Tegenover mij in den coupé lag een prachtige schooier, die mij monsterde met een romeinsche laatdunkendheid; daarna liet hij zijn oogleden dalen, en deed of hij sliep. Wij wisselden later enkele woorden over herkomst en reisdoel, en deelden brood en wijn; en wat verdiept sneller en krachtiger een verhouding, dan het drinken uit eenzelfde flesch en het breken van hetzelfde brood? Maar van slapen kwam nagenoeg niets: men kent ze, die 3e klasse-wagons van de P.L.M. De leeren zitting is beter dan onze gerichelde planken, maar zij helt achterwaarts, en in dien hoek raakt men, slapend, stijf en gevoelig bekneld. Tegen den morgen was ik geradbraakt, maar zeer goedsmoeds.
De zon kwam op, maar bleef nog onzichtbaar achter de alpen. De toppen der Dauphiné zijn sneeuwwit: het licht stroomde helder en koel langs de flanken der bergen, die, aan den overkant van het water vooral, sterke en sterkgeschakeerde schaduwen droegen: bruin, blauw en blauw-zwart; maar de Rhône is wit, de Rhône stroomt jong en ontembaar naar zee. Zij is losgebroken uit de zwarte rotsen van het duister, en snijdt striemend haar bed door het dal. Het dal is zachtgroen, onbeschrijfelijk zachtgroen en teeder, en gesluierd onder het droomende licht.
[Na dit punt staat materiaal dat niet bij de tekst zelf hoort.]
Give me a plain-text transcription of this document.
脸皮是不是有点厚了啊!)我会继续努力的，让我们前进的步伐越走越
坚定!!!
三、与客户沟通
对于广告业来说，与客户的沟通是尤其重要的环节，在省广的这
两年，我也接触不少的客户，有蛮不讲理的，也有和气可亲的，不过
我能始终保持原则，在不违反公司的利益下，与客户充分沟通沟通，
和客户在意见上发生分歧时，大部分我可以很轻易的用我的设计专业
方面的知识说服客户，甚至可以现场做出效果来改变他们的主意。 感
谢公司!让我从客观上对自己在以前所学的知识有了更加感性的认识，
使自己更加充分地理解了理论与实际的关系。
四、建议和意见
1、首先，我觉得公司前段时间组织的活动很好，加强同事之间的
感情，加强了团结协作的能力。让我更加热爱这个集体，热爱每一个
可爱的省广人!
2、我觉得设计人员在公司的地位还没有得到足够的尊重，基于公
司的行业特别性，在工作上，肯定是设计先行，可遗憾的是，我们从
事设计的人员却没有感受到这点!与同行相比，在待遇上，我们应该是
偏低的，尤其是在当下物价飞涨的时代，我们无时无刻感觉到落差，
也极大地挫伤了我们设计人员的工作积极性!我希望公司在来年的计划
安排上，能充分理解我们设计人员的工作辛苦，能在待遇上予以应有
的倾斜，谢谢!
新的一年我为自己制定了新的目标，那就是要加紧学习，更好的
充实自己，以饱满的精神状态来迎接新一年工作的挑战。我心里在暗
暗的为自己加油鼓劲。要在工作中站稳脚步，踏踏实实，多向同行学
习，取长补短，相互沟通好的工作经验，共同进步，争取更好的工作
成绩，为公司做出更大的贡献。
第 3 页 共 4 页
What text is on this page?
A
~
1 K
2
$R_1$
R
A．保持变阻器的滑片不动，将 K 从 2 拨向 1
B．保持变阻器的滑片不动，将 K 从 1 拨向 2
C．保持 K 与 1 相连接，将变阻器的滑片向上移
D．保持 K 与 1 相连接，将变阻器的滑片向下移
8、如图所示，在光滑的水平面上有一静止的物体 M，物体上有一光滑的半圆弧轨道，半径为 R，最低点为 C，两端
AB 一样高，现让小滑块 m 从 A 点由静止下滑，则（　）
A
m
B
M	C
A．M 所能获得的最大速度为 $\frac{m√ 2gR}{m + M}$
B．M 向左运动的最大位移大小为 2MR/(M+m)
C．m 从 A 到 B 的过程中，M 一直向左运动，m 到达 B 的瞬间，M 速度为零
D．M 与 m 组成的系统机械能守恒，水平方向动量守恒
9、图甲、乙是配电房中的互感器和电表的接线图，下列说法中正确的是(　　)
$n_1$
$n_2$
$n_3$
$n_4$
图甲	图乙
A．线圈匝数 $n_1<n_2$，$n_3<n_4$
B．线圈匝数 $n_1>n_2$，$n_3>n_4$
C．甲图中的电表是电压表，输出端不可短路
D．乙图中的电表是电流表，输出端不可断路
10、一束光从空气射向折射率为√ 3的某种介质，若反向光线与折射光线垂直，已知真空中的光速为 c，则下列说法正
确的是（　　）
Jonge oeverplanten stralen in den morgen; een leege zwarte boot, wier roeier verdronk, is bovengedreven van de diepten der Lethe, en in prille boomen wuift het suizen van een zachte stilte.... Maar de Rhône is wit, de Rhône stroomt jong en ontembaar naar zee. Van den Gothardo sprongen de stroomende legers van haar golven naar het westen, en plotseling noordwaarts bij Martigny; daarna volgde het breed en tergend oponthoud in het Lac Léman, waarop men weer westwaarts een uitweg zocht, en kort daarna, in woede en wanhoop, weer noordwaarts. Bij Lyon vonden zij, tot een samenstroomend versmelten bereid, de kohorten der Sâone, en onmiddellijk volgde, loodrecht omlaag, sneller en
| |
| |
breeder, langs Valence, langs Arles, de beslissende opmarsch naar zee. En even ten zuiden van Arles breekt de Rhône in drie, vier takken uiteen, vormt delta naast delta, in een sidderend heimwee naar zee.... Adieu, Rhône, witte stroom tusschen de vroege bergen, slagader van mijn eersten morgen in Provence! -
Wij naderen Avignon. De trein stopt. Ik stap uit, loop rechtstreeks van het station naar de stad, en sta voor een moorschen muur.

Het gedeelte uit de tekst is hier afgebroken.